Top Counselling Approaches
- Hayley
- Jun 2, 2024
- 2 min read
Updated: Dec 3, 2024
You feel like you are ready to take the leap and begin some counselling. But, where to begin?
It can be a little like speed dating for professionals; you need to find someone who is right for you, who you click with. This can be personality based, and hard to know until you meet them. A good place to begin, is to know what approach they take in their work. Are they solutions focused, give you the space you need or are they the one that can challenge you when you shy away from vulnerable topics...?

Counselling is a diverse field with various approaches tailored to meet the unique needs of individuals. Knowing what approaches there are can help you find the right fit.

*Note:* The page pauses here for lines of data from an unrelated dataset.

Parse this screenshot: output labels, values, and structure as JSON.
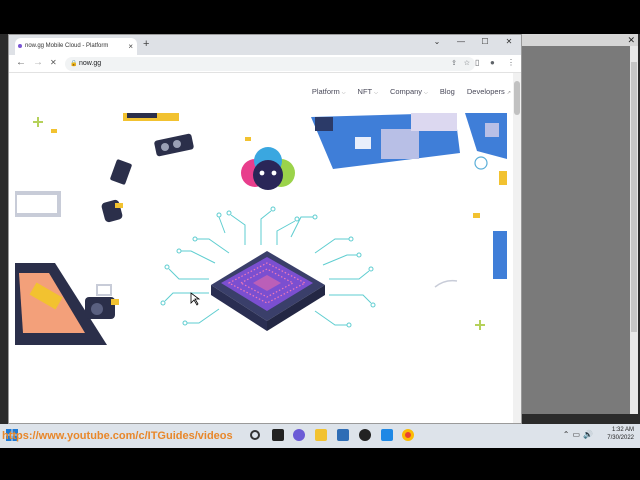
{
  "browser": {
    "tab_title": "now.gg Mobile Cloud - Platform",
    "tab_close": "×",
    "new_tab": "+",
    "window_controls": [
      "⌄",
      "—",
      "☐",
      "✕"
    ],
    "url": "now.gg",
    "nav": {
      "back": "←",
      "forward": "→",
      "reload": "✕"
    }
  },
  "site": {
    "nav": [
      {
        "label": "Platform",
        "chevron": "⌵"
      },
      {
        "label": "NFT",
        "chevron": "⌵"
      },
      {
        "label": "Company",
        "chevron": "⌵"
      },
      {
        "label": "Blog",
        "chevron": ""
      },
      {
        "label": "Developers",
        "chevron": "↗"
      }
    ]
  },
  "taskbar": {
    "overlay_url": "https://www.youtube.com/c/ITGuides/videos",
    "time": "1:32 AM",
    "date": "7/30/2022"
  },
  "colors": {
    "accent_purple": "#6c4fd3",
    "logo_pink": "#e83e8c",
    "logo_blue": "#3aa7e0",
    "logo_green": "#9bd34a",
    "ticker_orange": "#e8872a"
  }
}
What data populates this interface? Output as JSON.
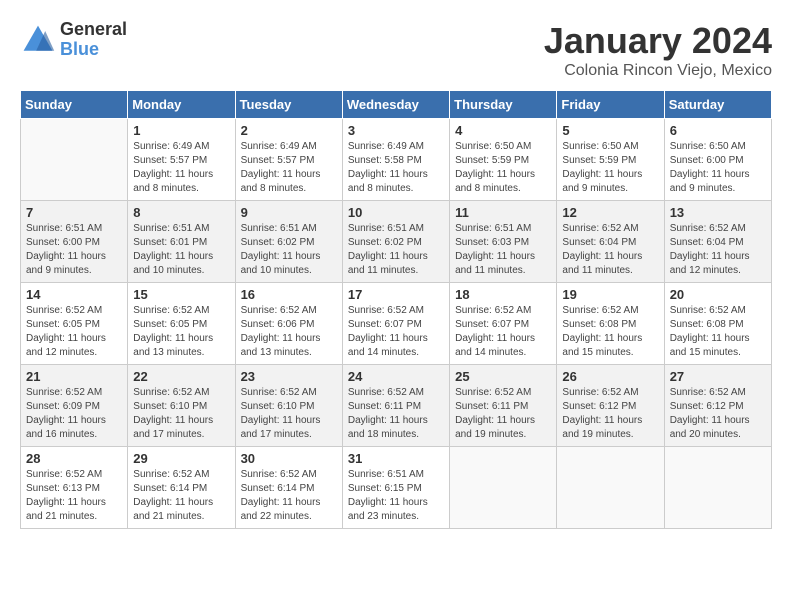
{
  "header": {
    "logo": {
      "general": "General",
      "blue": "Blue"
    },
    "title": "January 2024",
    "location": "Colonia Rincon Viejo, Mexico"
  },
  "weekdays": [
    "Sunday",
    "Monday",
    "Tuesday",
    "Wednesday",
    "Thursday",
    "Friday",
    "Saturday"
  ],
  "weeks": [
    [
      {
        "day": "",
        "info": ""
      },
      {
        "day": "1",
        "info": "Sunrise: 6:49 AM\nSunset: 5:57 PM\nDaylight: 11 hours\nand 8 minutes."
      },
      {
        "day": "2",
        "info": "Sunrise: 6:49 AM\nSunset: 5:57 PM\nDaylight: 11 hours\nand 8 minutes."
      },
      {
        "day": "3",
        "info": "Sunrise: 6:49 AM\nSunset: 5:58 PM\nDaylight: 11 hours\nand 8 minutes."
      },
      {
        "day": "4",
        "info": "Sunrise: 6:50 AM\nSunset: 5:59 PM\nDaylight: 11 hours\nand 8 minutes."
      },
      {
        "day": "5",
        "info": "Sunrise: 6:50 AM\nSunset: 5:59 PM\nDaylight: 11 hours\nand 9 minutes."
      },
      {
        "day": "6",
        "info": "Sunrise: 6:50 AM\nSunset: 6:00 PM\nDaylight: 11 hours\nand 9 minutes."
      }
    ],
    [
      {
        "day": "7",
        "info": "Sunrise: 6:51 AM\nSunset: 6:00 PM\nDaylight: 11 hours\nand 9 minutes."
      },
      {
        "day": "8",
        "info": "Sunrise: 6:51 AM\nSunset: 6:01 PM\nDaylight: 11 hours\nand 10 minutes."
      },
      {
        "day": "9",
        "info": "Sunrise: 6:51 AM\nSunset: 6:02 PM\nDaylight: 11 hours\nand 10 minutes."
      },
      {
        "day": "10",
        "info": "Sunrise: 6:51 AM\nSunset: 6:02 PM\nDaylight: 11 hours\nand 11 minutes."
      },
      {
        "day": "11",
        "info": "Sunrise: 6:51 AM\nSunset: 6:03 PM\nDaylight: 11 hours\nand 11 minutes."
      },
      {
        "day": "12",
        "info": "Sunrise: 6:52 AM\nSunset: 6:04 PM\nDaylight: 11 hours\nand 11 minutes."
      },
      {
        "day": "13",
        "info": "Sunrise: 6:52 AM\nSunset: 6:04 PM\nDaylight: 11 hours\nand 12 minutes."
      }
    ],
    [
      {
        "day": "14",
        "info": "Sunrise: 6:52 AM\nSunset: 6:05 PM\nDaylight: 11 hours\nand 12 minutes."
      },
      {
        "day": "15",
        "info": "Sunrise: 6:52 AM\nSunset: 6:05 PM\nDaylight: 11 hours\nand 13 minutes."
      },
      {
        "day": "16",
        "info": "Sunrise: 6:52 AM\nSunset: 6:06 PM\nDaylight: 11 hours\nand 13 minutes."
      },
      {
        "day": "17",
        "info": "Sunrise: 6:52 AM\nSunset: 6:07 PM\nDaylight: 11 hours\nand 14 minutes."
      },
      {
        "day": "18",
        "info": "Sunrise: 6:52 AM\nSunset: 6:07 PM\nDaylight: 11 hours\nand 14 minutes."
      },
      {
        "day": "19",
        "info": "Sunrise: 6:52 AM\nSunset: 6:08 PM\nDaylight: 11 hours\nand 15 minutes."
      },
      {
        "day": "20",
        "info": "Sunrise: 6:52 AM\nSunset: 6:08 PM\nDaylight: 11 hours\nand 15 minutes."
      }
    ],
    [
      {
        "day": "21",
        "info": "Sunrise: 6:52 AM\nSunset: 6:09 PM\nDaylight: 11 hours\nand 16 minutes."
      },
      {
        "day": "22",
        "info": "Sunrise: 6:52 AM\nSunset: 6:10 PM\nDaylight: 11 hours\nand 17 minutes."
      },
      {
        "day": "23",
        "info": "Sunrise: 6:52 AM\nSunset: 6:10 PM\nDaylight: 11 hours\nand 17 minutes."
      },
      {
        "day": "24",
        "info": "Sunrise: 6:52 AM\nSunset: 6:11 PM\nDaylight: 11 hours\nand 18 minutes."
      },
      {
        "day": "25",
        "info": "Sunrise: 6:52 AM\nSunset: 6:11 PM\nDaylight: 11 hours\nand 19 minutes."
      },
      {
        "day": "26",
        "info": "Sunrise: 6:52 AM\nSunset: 6:12 PM\nDaylight: 11 hours\nand 19 minutes."
      },
      {
        "day": "27",
        "info": "Sunrise: 6:52 AM\nSunset: 6:12 PM\nDaylight: 11 hours\nand 20 minutes."
      }
    ],
    [
      {
        "day": "28",
        "info": "Sunrise: 6:52 AM\nSunset: 6:13 PM\nDaylight: 11 hours\nand 21 minutes."
      },
      {
        "day": "29",
        "info": "Sunrise: 6:52 AM\nSunset: 6:14 PM\nDaylight: 11 hours\nand 21 minutes."
      },
      {
        "day": "30",
        "info": "Sunrise: 6:52 AM\nSunset: 6:14 PM\nDaylight: 11 hours\nand 22 minutes."
      },
      {
        "day": "31",
        "info": "Sunrise: 6:51 AM\nSunset: 6:15 PM\nDaylight: 11 hours\nand 23 minutes."
      },
      {
        "day": "",
        "info": ""
      },
      {
        "day": "",
        "info": ""
      },
      {
        "day": "",
        "info": ""
      }
    ]
  ]
}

Here are some of the prominent counselling methods:
Cognitive Behavioural Therapy (CBT)
CBT focuses on changing the way you think and behave. It emphasizes the present, providing practical solutions to alleviate current symptoms. By identifying and challenging negative thinking, CBT helps you approach situations more positively.
Integrative Counselling
This approach considers the individual, their presenting issues, and specific needs. Integrative counselling uses techniques and tools from various modalities to create a tailored approach that works best for the person in front of the counsellor.
Person Centred Therapy
Person Centred Therapy operates on the belief that everyone has the capacity for change and self-growth when given the right opportunity. It assumes the client is the expert on their own experiences. The counsellor provides unconditional positive regard, empathy, and congruence to facilitate this growth.
Psychoanalysis
Psychoanalysis delves into the unconscious mind, suggesting that psychological issues stem from repressed feelings and conflicts. Past experiences heavily influence thoughts, emotions, and behaviour. Techniques such as free association and dream analysis are used to bring these repressed elements to awareness.
Psychodynamic Therapy
Similar to psychoanalysis, psychodynamic therapy emphasizes the importance of the unconscious and past experiences on current behaviour. By exploring past conflicts and traumas, it helps identify relational patterns. Tools like free association, interpretation, and transference are utilized, but the process is less intensive than traditional psychoanalysis.
Transactional Analysis
This approach examines the three states of being: parent, adult, and child. It focuses on how you interpret the world and interact with others, identifying behavioural patterns. Transactional Analysis aims to improve interpersonal relationships by understanding these states.

Which one sounds good for you?
I trained specifically to practice integrative counselling, as I recognise that each of these counselling approaches offer unique benefits. Adapting to the individual in front of me, I can tailor my approach to their needs, offering them a bespoke type of counselling that is designed to provide the best opportunity to thrive.